Sur ces sujets, l’Ifremer travaille en partenariat avec d’autres instituts de recherche européens, notamment pour disposer de comparaisons avec d’autres sites côtiers en Europe.
Des gènes de résistance qui se transmettent entre bactéries
Les scientifiques de l’Ifremer souhaitent aussi évaluer le risque que les bactéries résistantes représentent. Au-delà des bactéries pathogènes (du genre Vibrio ou Escherischia coli), d’autres bactéries, pourtant a priori inoffensives pour les humains ou les coquillages, représentent toutefois un risque. En effet, les bactéries ont la capacité d’échanger de petits fragments d’ADN entre elles. Une bactérie résistante pourrait ainsi transmettre des morceaux d’ADN porteurs de gènes de résistance à une autre bactérie pathogène des humains ou des animaux, qui acquerrait alors cette résistance.
Quel risque pour la filière conchylicole ?
L’Ifremer porte un intérêt particulier à la détection de l’antibiorésistance autour des sites conchylicoles. Connaître les gènes des bactéries pathogènes ou du microbiote des huîtres creuses est important pour la santé des élevages. En effet, comme chez les humains, le microbiote des huîtres creuses est un facteur majeur de leur santé.
Les scientifiques évaluent en laboratoire, le risque d’apparition de gènes de résistance aux bactéries Vibrio, chez des huîtres exposées à des antibiotiques. Ils ont mené des essais dans les stations Ifremer de la Tremblade et d’Argenton. Les premiers résultats montrent qu’on ne retrouve que très peu de bactéries résistantes aux antibiotiques quel que soit le stade (larves, juvénile ou adulte) où les huîtres et leur microbiote ont été exposés.
Les métaux lourds et pesticides favorisent-ils l’apparition d’antibiorésistances ?
La présence de pesticides dans les écosystèmes marins est un fait avéré. Or, plusieurs études ont montré le rôle des pesticides et des métaux lourds dans le développement de résistances aux antibiotiques dans les sols, sur le continent.
En effet, la littérature scientifique montre que les bactéries qui survivent bien aux métaux lourds (et qui possèdent donc les gènes de résistance adéquats) portent souvent, à proximité sur leur ADN, des gènes d’antibiorésistances. Deux gènes situés à proximité peuvent plus facilement être transmis ensemble, via le même fragment d’ADN, à une autre bactérie. De même, dans les sols continentaux, plusieurs herbicides sont connus pour activer chez les bactéries des mécanismes de résistance aux antibiotiques.
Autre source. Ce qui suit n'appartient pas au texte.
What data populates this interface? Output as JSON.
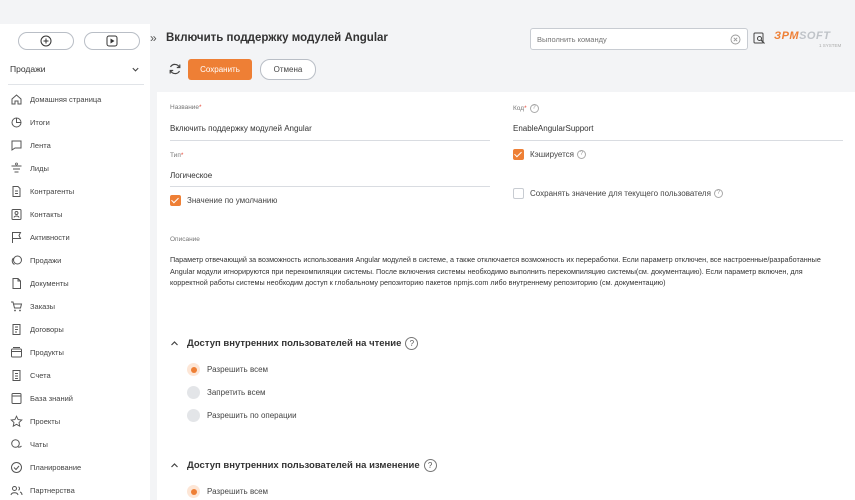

Les bactéries exposées à ces herbicides deviennent plus tolérantes aux antibiotiques, et ce même à de faibles doses.
Ces mécanismes de sélection des résistances, favorisés par les pesticides et les métaux lourds, se produisent-ils aussi en mer ? C’est l’une des questions explorées à l’Ifremer au sein du bassin de Thau, la lagune étant un réceptacle de métaux lourds comme le cuivre, utilisé comme fongicide en viticulture. Il faudra attendre le temps des recherches, qui sur ce sujet sont encore récentes, pour en savoir plus.